First Manhattan Co. (“FMC”), an owner-managed and operated investment advisory firm and the owner of approximately 9.9 percent of the outstanding shares of VIVUS, Inc. (“Vivus”) (NASDAQ: VVUS), today announced that two leading proxy advisory firms, Institutional Shareholder Services Inc. ("ISS") and Egan Jones Proxy Services (“Egan Jones”) have recommended that Vivus stockholders vote for the election of FMC director nominees to the Vivus board of directors. Egan Jones recommends that stockholders vote for all nine of FMC’s nominees on the WHITE proxy card. ISS recommends a vote for three of FMC’s nominees on the WHITE proxy card. ISS recommends that stockholders do not vote Vivus’ gold proxy card.
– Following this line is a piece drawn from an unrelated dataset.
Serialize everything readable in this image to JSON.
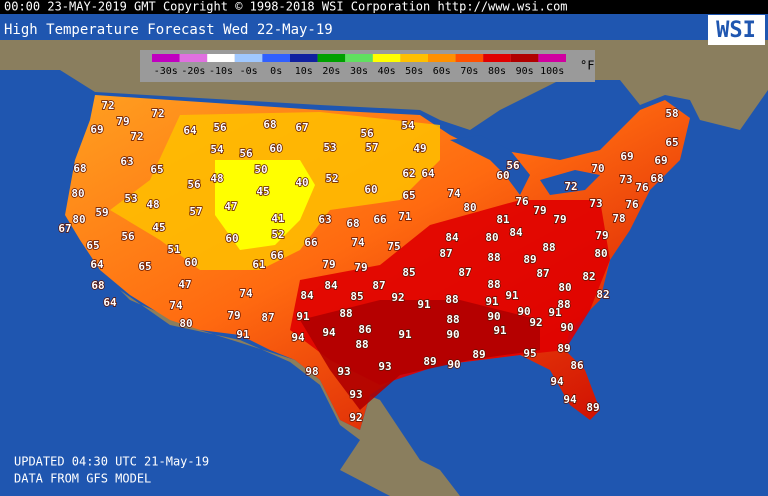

In their reports both ISS and Egan Jones acknowledge the need for change at Vivus and recognize the value that FMC’s nominees will bring:
- “The dissidents have also presented a strong slate of nominees, many of whom would significantly enhance the board’s ability to address these issues.” 1
- “The dissidents' nominees appear highly qualified and we recommend a vote "FOR" this Proposal on the WHITE proxy card provided by the dissidents.” 2
- “Given that results have been wildly incommensurate with either expectations or expense, the opacity of the rapidly increasing SG&A expense, and the ongoing lack of a meaningful partner and clear path to successful commercialization, the dissidents have made a compelling case that the board would benefit from some increased oversight of the recently remodeled launch as well as a greater investor perspective and focus on the board.” 1
- “We are convinced that election of the dissidents's slate of nominees to the Company’s board of directors would work to the benefit of the shareholders, based upon the caliber of their experience and credentials.” 2
- “The dissidents have made a compelling case that a change in the composition of the board is necessary, and have proposed a slate that includes several nominees—Denner, Astrue, and Norton—who appear to have the valuable commercial launch experience and investor perspective necessary to ensure appropriate board [oversight] during this critical phase of Qsymia’s commercialization. As such, we recommend that shareholders vote FOR dissident nominees Denner, Astrue, and Norton on the WHITE CARD.” 1
- “We believe that under the current board and management, Qsymia’s (and therefore the Company's) potential has not been realized and that a change in the Company's leadership should lead to unlocking the potential value of Qsymia and also lead to increases shareholder value.” 2
- “Our belief that the dissidents make a compelling argument that their plans will improve the Company’s financial performance, the Company's status in the biopharmaceutical industry, and lead to increases in shareholder value.” 2
ISS and Egan Jones agree with FMC’s criticisms of Vivus’ management and sitting board:
- “…[Qsymia] was launched nearly a year ago, and is now a wasting asset in market without a partner to help commercialize it.” 1
- “…the rapidly rising SG&A costs without corresponding revenue to support that level of spending are concerning, particularly as the company prepares to ratchet up spending even further with its retail launch in July and a direct-to-consumer advertising campaign.” 1
- “[Vivus’] steps to date, however, have not translated into a meaningful level of sales [of Qsymia], nor is it clear—particularly looking at the size of the sales force, and the size of the physician group they will target, and the lack of a partner who could help accelerate sales quickly in a launch—that management has used its prep time well.” 1
First Manhattan believes that recent comments by Glass Lewis, a third proxy advisory firm, are a strong recognition of the need for change at Vivus. Glass Lewis states that Vivus’ significant stock price underperformance is a reasonable cause for shareholder concern. In addition, Glass Lewis states that Vivus’ initial stand-alone commercialization plan for Qsymia is ill advised and that it is unclear whether Vivus’ sudden shift to seeking a commercial partner would not have occurred without pressure from First Manhattan. First Manhattan believes that Glass Lewis’ recommendation of a withhold vote for two of Vivus’ nominees is a strong endorsement for a change in the Vivus board.